Я стоял и любовался вспышкой, а затем горизонтом, за которым уже почти скрылось солнце в извечных поисках края земли, безуспешных, бесполезных и совершенно никому не нужных, но зато настырных и упорных поисках из суток в сутки от самого начала времени, которое (как теперь я подозреваю) когда-то все же было. Вру — я вырвался из дома и теперь едва не рухнул от исчезнувшего давления времени, я смотрел за горизонт и отдыхал, минуту, семь, восемь, но в конце-то концов, нельзя же отдохнуть от такого нервного стресса как хочется, времени (проклятое слово) не хватит. А еще (если я очень потороплюсь), могу успеть к завтрашнему ужину домой, который впрочем, еще и нужно самому приготовить, и еще кончались сигареты, и более того пока я дойду до дому они кончаться, как их не экономить — тяжело растянуть полторы сигареты на сутки.
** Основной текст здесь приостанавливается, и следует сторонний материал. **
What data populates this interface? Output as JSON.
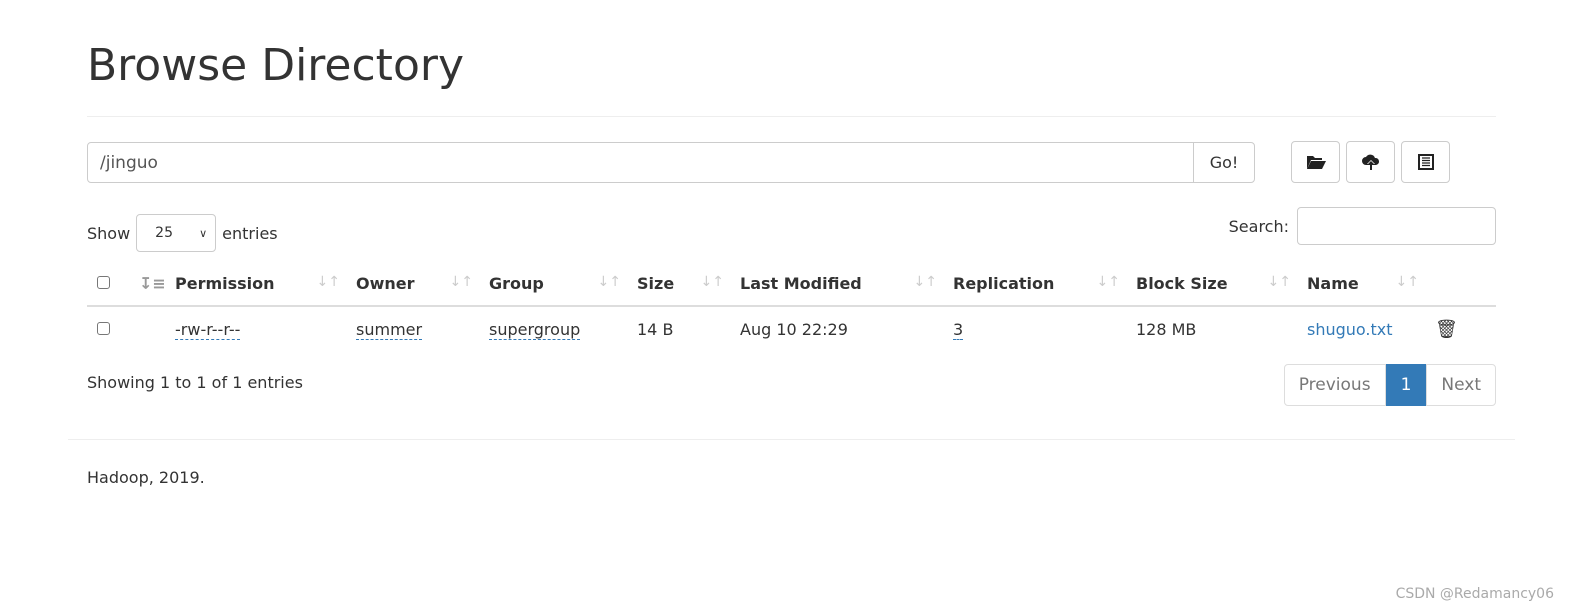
{
  "title": "Browse Directory",
  "path": "/jinguo",
  "go_label": "Go!",
  "toolbar": {
    "icons": [
      "folder-open-icon",
      "cloud-upload-icon",
      "list-icon"
    ]
  },
  "show": {
    "label": "Show",
    "value": "25",
    "suffix": "entries"
  },
  "search": {
    "label": "Search:",
    "value": ""
  },
  "columns": [
    "Permission",
    "Owner",
    "Group",
    "Size",
    "Last Modified",
    "Replication",
    "Block Size",
    "Name"
  ],
  "rows": [
    {
      "permission": "-rw-r--r--",
      "owner": "summer",
      "group": "supergroup",
      "size": "14 B",
      "modified": "Aug 10 22:29",
      "replication": "3",
      "block_size": "128 MB",
      "name": "shuguo.txt"
    }
  ],
  "info": "Showing 1 to 1 of 1 entries",
  "pagination": {
    "previous": "Previous",
    "current": "1",
    "next": "Next"
  },
  "footer": "Hadoop, 2019.",
  "watermark": "CSDN @Redamancy06"
}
И я рванул в верх по холму на Восток, намереваясь идти не останавливаясь, не задерживаясь из-за любых поводов и ни в коем случае не сбавлять темпа — благие намерения, которыми вымощена дорога в ад, впрочем, последний меня теперь не пугал... Хотя нет, с куревом там тоже скорее всего, плохо... На большее, я был уверен, фантазии у них не хватило, впрочем, и такого кошмара было более чем достаточно. Я перевалил через холм в темноте — солнце зашло, а звезд не было и тут же напоролся на лужу, поскользнулся, упал в нее и уронил последние полсигареты в грязь. Неужели после такого можно не остановиться? Совершенно необходимо встать столбом и проклясть все от только что зашедшего солнца, до времени (которое заслужило мои слова, из-за которого я потратил свой запас сигарет). Была еще причина — серебряная коробочка, что я все же случайно вынес из дому, расположилась в кармане брюк крайне неудачно и, подозреваю, растерла бедро в кровь. Я сел рядом с пожухлой, пахнущей пылью травой, прямо в неглубокую грязную лужу, с явным намерением зашвырнуть коробочку за горизонт, но сначала вскрыл ее и хоть сквозь тучи неопределенного цвета (ночь все-таки) не просвечивала ни одна звезда, я понял, что в коробочке. Свет для этого был лишним, я учуял запах, который невозможно перепутать ни с чем, и запах ударил по всему телу, как только щель между крышкой и коробочкой приоткрылась на невообразимо малую долю дюйма — там лежали сигары, раритетные, настоящие гаванские сигары. Я сидел в темноте прямо в луже и курил сигару. Следует заметить, что я был по настоящему счастлив впервые за многие годы.